Grave wanted what was mine—and he wasn’t going to get it.

When she’d bought everything she needed, she rubbed her stomach. “Now I’m hungry.”

“You want to eat somewhere?”

“Sure.”

Like a regular couple on a shopping day, we went to a restaurant with an outdoor patio and took a seat. All her bags were on the empty chairs beside us, and she adjusted her hair underneath her fedora before she looked at the menu.

We sat under the umbrella in the shade, but my eyes still narrowed because it was so bright. The sunshine was so brilliant, it reflected off the water and made me squint slightly.

She looked through the whole menu like it was a book. “What are you getting?”

“Salad.”

“All you ever eat is salad and steak.”

“Creature of habit.”

The waitress came over and took our order, and once that was done, we were resigned to stare at each other.
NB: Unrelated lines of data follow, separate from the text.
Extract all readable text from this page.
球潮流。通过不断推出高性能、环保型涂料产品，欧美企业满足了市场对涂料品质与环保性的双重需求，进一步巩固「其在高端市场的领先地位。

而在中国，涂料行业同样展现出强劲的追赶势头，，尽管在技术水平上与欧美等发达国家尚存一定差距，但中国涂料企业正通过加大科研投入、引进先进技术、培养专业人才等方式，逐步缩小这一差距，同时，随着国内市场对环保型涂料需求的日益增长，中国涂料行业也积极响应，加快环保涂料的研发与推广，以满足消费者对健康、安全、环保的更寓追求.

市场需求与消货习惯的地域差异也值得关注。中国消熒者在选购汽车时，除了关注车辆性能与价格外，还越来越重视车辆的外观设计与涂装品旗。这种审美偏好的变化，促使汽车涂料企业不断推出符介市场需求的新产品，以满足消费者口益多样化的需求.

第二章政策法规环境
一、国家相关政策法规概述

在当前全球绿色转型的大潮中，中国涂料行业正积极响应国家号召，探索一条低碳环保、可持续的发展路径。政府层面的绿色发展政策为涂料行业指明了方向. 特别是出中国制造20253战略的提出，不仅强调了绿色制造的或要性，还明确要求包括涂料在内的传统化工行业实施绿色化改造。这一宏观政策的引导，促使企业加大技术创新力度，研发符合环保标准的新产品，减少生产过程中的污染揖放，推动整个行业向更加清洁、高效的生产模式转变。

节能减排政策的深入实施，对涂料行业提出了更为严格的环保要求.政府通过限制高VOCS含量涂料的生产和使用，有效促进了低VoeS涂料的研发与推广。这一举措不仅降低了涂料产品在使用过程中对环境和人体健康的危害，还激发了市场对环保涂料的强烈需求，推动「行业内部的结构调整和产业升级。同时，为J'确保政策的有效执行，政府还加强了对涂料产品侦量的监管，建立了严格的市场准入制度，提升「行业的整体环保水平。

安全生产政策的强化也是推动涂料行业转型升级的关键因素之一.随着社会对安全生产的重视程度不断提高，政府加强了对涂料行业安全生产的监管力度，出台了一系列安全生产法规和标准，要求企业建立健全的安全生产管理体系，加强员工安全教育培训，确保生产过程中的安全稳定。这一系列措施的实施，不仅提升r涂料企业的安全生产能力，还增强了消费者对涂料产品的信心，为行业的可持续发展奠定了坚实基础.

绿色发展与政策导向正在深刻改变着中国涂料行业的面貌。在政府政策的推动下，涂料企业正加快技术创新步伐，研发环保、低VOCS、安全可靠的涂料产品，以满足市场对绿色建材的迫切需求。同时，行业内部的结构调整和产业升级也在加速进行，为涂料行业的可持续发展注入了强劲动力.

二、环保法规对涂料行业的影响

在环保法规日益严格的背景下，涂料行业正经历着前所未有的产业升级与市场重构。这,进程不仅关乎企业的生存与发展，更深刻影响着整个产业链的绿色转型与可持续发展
I had a lot of shit waiting for me when I got home, but I tried not to think about all the stuff I’d have to catch up on.

She took off her sunglasses and set them next to her purse on the table. “I know shopping isn’t your thing, so why did you come?”

“The reason you came to stay with me in the first place.”

It took her a moment to draw the right conclusion, and when she did, her face fell. “Sometimes I forget.”

Her feminine handwriting was imprinted on my mind like a picture on a table in the hallway. I felt no remorse for violating her privacy, not when her confession was stuff I’d already surmised on my own.

A long stretch of silence ensued, so long, our food was brought to us.

She’d ordered a pasta dish with minestrone soup, and I ate my salad with shrimp. Other couples were in the restaurant, some holding hands on the surface of the table, others laughing or grinning.

Her eyes caught mine then would flick away.

I stared at her or the ocean, the only two things worthy of my attention.

“So, how long is this going to go on?”

Having no idea what she meant, I gave her a quizzical stare.

“You won’t kill him, right? You don’t want to look over your shoulder forever either.”

“I always look over my shoulder.”

“Doesn’t that get exhausting?”

“I don’t know another way of life.”

She hesitated with her meal, as if my words really struck her core. She stared at me for a moment before she returned her spoon to her bowl. “How did you get into the diamond business?”

“I did my research. Knew there was a lot of money in it.”

“But you do more than sell diamonds. You’re in this criminal underworld… How did that happen?”

“Guess I was born into it.”

Now she seemed uninterested in her food altogether because she stopped eating. “You’ve never told me about your father.”